The 600-acre Federal Correctional Complex, which was completed in 1994 on the outskirts of town, is a virtual theme park of penal experiences, ranging from a minimum-security camp for inside-traders and small-time pot dealers to the concrete fortress that was built to be the most secure prison in the country: the Administrative Maximum U.S. Penitentiary, or ADX for short. The inmates in ADX Florence include drug kingpins, gang leaders, hit men, snipers and, lately, more and more, international terrorists, including al-Qaeda shoe bomber Richard Reid; mastermind of the 1993 World Trade Center bombing Ramzi Yousef and at least seven of his accomplices; and four men convicted of involvement in the 1998 bombings of U.S. embassies in Africa. There are American terrorists too. Timothy McVeigh, the Oklahoma City bomber, spent time there before being transferred to Indiana, where he was executed in 2001. His accomplice, Terry Nichols, is still at ADX, as is Theodore Kaczynski, the Unabomber. The common thread running through the crimes committed by these men accounts for the nickname given to the highest-security section of the prison: Bombers Row.
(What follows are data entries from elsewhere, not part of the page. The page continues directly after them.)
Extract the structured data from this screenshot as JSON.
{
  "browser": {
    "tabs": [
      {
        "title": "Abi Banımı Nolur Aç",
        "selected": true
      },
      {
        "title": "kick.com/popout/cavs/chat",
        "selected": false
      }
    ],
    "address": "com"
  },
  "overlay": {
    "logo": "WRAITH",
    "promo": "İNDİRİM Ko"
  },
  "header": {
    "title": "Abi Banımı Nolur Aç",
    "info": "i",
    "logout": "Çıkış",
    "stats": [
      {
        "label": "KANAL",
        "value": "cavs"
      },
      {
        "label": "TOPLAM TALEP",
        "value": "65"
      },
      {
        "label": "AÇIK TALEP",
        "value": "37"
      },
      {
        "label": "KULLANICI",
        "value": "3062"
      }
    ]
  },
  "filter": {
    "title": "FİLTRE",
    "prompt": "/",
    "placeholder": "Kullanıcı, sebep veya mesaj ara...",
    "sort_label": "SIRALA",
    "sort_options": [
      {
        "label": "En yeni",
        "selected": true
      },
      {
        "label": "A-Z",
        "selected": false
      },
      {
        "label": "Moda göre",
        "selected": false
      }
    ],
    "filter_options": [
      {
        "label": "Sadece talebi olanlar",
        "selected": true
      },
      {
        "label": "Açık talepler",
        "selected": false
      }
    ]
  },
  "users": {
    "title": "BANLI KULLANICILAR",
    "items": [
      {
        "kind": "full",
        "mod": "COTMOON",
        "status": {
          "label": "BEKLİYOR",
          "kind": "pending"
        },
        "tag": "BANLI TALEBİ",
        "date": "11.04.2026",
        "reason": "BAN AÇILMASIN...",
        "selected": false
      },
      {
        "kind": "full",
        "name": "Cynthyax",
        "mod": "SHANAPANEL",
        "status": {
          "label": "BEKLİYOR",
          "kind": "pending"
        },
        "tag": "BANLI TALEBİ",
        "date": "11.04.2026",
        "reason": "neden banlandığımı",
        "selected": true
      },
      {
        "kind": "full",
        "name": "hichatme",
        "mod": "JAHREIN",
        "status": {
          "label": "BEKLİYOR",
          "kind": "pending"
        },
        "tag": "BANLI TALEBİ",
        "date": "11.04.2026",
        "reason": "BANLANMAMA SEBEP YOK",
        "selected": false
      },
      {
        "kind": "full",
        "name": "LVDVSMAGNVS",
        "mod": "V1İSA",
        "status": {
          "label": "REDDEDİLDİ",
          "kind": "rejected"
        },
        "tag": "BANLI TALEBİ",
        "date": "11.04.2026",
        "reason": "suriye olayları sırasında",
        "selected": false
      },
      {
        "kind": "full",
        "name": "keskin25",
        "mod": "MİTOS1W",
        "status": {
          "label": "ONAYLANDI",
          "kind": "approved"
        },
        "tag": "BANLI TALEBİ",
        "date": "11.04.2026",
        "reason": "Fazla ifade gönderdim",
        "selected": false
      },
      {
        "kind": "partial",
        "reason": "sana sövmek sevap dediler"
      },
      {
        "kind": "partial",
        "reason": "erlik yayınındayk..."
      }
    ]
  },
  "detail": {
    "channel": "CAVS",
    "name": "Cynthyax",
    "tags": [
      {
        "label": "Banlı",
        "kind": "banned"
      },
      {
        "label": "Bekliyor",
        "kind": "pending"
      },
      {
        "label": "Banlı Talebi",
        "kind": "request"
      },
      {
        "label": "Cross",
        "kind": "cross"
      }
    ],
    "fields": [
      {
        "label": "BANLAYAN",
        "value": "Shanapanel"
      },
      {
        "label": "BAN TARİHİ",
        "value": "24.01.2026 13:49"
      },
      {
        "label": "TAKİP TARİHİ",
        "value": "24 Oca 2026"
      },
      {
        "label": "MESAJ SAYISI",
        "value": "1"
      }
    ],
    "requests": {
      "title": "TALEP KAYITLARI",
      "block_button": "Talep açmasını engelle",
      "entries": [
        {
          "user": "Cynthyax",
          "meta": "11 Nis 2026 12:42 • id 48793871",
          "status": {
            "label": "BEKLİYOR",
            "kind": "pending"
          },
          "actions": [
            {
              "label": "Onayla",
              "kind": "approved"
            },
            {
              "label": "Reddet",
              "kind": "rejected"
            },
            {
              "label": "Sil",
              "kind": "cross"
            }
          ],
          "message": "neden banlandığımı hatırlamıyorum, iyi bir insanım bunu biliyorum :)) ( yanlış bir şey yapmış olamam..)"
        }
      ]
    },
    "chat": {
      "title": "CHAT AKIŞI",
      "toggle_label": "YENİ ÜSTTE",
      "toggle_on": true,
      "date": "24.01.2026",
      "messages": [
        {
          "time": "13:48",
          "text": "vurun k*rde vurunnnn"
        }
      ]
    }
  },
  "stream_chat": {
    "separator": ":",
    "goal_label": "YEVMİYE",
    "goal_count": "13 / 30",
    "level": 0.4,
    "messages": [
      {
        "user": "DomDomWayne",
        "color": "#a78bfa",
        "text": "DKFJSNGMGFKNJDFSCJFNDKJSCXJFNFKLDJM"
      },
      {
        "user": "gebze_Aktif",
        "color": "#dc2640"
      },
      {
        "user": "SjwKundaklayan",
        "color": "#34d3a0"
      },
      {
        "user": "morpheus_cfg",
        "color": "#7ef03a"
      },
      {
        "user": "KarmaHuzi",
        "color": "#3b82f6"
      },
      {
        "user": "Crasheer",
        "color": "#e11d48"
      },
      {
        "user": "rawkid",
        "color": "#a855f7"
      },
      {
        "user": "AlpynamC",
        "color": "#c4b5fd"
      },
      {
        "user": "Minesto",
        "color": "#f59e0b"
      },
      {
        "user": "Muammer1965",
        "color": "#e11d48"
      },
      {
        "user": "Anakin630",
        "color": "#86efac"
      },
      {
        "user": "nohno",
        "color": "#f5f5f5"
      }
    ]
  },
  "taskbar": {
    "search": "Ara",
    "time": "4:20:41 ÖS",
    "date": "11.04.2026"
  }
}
Until now, almost nothing has been written about the inner workings of the ADX. Since 9/11, journalists have been routinely denied access to the facility, its staff and inmates. But Eric Robert Rudolph, who is serving life without parole at the prison for the fatal bombings at the Atlanta Olympics and an abortion clinic in Alabama, has written letters to me, the author of a book about his case, and to his mother Patricia Rudolph, who has shared them with me. These missives offer a unique first-hand account of life on Bombers Row.
"It is Ramadan now and the Muslims are fasting," Rudolph wrote in the fall of 2005, three months after he arrived at ADX. "The call to prayer echoes through the halls five times a day giving this place a decidedly otherworldly feel." Although the inmates are isolated in gloomy one-man cells the size of a small bathroom at least 23 hours a day, their chambers aren't soundproof. In fact, the prison is noisy. Rudolph's housing unit resonates with the constant mechanical whir and clank of electronic gates, punctuated by the sound of inmates praying, wailing and shouting conversations in English and Arabic through the walls and vents between their cells.